Meus 70 e poucos anos

Nos últimos tempos, vem causando agradabilíssima surpresa o posicionamento, não raro de cunho radical, de alguns setuagenários historicamente ligados à linhagem mais conservadora da sociedade brasileira. (Agradabilíssima, bem entendido, para este escriba. Para alguns amigos, vem provocando estranheza mesmo!).

Há alguns anos, Cláudio Lembo, então governador do estado de São Paulo, na crise do PCC, desancou, em entrevista à Folha, o que chamou de minoria branca brasileira.

Recentemente, o ex-ministro Luiz Carlos Bresser-Pereira fez elogios rasgados ao perfil democrático do presidente Lula e, causando maior espécie, teve posicionamento equidistante – o que é quase o mesmo que defender - ao sempre demonizado MST.

Em entrevistas, além de em artigos, o também ex-ministro Adib Jatene defendeu aumento na cobrança de impostos, opondo-se, assim, a velho dogma da direita e das classes média e alta, mesmo que não necessariamente de direita.

Por fim, Delfim Netto brada aos quatro cantos para que se reconheça a superioridade do governo Lula em relação aos que lhe antecederam, especialmente em virtude de suas políticas inclusivas.

Delfim, hoje filiado ao PMDB, foi da ARENA e integrou os governos militares; Lembo pertence ao DEM, esteve ligado a figuras polêmicas como Paulo Maluf e Jânio Quadros; Jatene, além de ter sido idealizador da CPMF no governo de Fernando Henrique Cardoso, foi ministro de Collor e secretário de Paulo Maluf.

De todos, talvez Bresser seja o que mais se entristeceria de estar, aqui, sendo qualificado como homem conservador, haja vista já ter se autodenominado de centro-esquerda e por ter, indubitavelmente, maiores ligações históricas com as forças democráticas. Em todo caso, foi partícipe dos governos de José Sarney e de FHC, ambos muito longe de poderem ser classificados como progressistas.

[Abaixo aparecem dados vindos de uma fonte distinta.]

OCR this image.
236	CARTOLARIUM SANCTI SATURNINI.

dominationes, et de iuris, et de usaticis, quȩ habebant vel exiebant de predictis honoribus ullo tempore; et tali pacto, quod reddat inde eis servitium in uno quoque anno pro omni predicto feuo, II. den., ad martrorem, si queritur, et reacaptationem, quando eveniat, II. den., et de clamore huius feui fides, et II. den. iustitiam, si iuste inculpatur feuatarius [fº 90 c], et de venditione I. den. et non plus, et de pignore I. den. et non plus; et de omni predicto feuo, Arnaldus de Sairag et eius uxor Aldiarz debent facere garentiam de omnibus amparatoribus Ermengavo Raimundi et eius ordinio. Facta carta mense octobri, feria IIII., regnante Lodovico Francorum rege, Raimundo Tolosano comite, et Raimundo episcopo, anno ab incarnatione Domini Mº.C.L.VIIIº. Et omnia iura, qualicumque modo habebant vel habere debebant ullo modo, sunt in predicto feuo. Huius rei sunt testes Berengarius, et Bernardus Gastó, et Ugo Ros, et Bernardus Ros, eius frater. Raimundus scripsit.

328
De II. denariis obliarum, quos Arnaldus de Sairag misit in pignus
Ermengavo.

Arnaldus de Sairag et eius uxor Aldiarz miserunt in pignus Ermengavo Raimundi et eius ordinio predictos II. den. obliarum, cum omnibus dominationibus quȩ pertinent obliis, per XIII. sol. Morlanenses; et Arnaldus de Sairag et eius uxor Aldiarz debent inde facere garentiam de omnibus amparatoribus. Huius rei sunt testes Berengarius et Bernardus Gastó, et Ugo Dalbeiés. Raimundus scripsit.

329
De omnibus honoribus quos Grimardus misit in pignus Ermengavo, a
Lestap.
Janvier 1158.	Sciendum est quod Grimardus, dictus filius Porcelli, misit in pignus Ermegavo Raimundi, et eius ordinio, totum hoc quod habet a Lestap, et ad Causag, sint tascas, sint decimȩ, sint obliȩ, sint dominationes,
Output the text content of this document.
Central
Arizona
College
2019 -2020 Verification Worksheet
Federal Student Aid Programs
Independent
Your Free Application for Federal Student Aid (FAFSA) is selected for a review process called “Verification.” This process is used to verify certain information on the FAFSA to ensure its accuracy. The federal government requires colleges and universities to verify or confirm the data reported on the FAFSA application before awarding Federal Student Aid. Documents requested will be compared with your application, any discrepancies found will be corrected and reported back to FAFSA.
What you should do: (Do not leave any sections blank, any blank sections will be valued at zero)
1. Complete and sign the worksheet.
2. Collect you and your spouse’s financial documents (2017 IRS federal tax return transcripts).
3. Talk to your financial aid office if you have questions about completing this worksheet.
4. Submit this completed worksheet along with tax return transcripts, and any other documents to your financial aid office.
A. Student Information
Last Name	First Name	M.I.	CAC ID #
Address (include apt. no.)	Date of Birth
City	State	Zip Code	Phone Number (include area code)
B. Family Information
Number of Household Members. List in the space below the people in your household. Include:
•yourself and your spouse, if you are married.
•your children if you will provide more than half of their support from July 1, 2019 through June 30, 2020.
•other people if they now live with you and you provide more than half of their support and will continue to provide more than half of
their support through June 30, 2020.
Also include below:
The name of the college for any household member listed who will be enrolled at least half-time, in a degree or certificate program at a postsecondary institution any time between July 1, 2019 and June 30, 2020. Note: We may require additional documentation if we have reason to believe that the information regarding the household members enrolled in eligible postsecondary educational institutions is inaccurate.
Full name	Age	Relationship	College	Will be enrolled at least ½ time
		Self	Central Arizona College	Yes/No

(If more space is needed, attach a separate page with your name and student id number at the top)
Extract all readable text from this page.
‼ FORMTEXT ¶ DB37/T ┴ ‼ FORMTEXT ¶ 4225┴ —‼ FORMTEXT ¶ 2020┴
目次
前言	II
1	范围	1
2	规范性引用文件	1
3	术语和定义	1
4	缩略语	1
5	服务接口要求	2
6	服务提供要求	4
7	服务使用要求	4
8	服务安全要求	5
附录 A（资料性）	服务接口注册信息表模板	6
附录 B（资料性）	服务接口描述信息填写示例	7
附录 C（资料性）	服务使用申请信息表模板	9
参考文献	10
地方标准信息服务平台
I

Impossível não se lembrar da famosa (infame?) frase de Willy Brandt: “Quem aos 20 anos não é comunista não tem coração; e quem assim permanece aos 40 anos, não tem inteligência”. Com os nossos amigos Lembo e companhia limitada, porém, parece que a coisa se deu de forma inversa: tinham muita "cabeça" aos 20, mas agora, não aos 40 mas aos 70, são só coração!

Não se trata, evidentemente, de comunismo, palavra que está por demais surrada. Por outro lado, dá para se falar de “direita” e “esquerda”.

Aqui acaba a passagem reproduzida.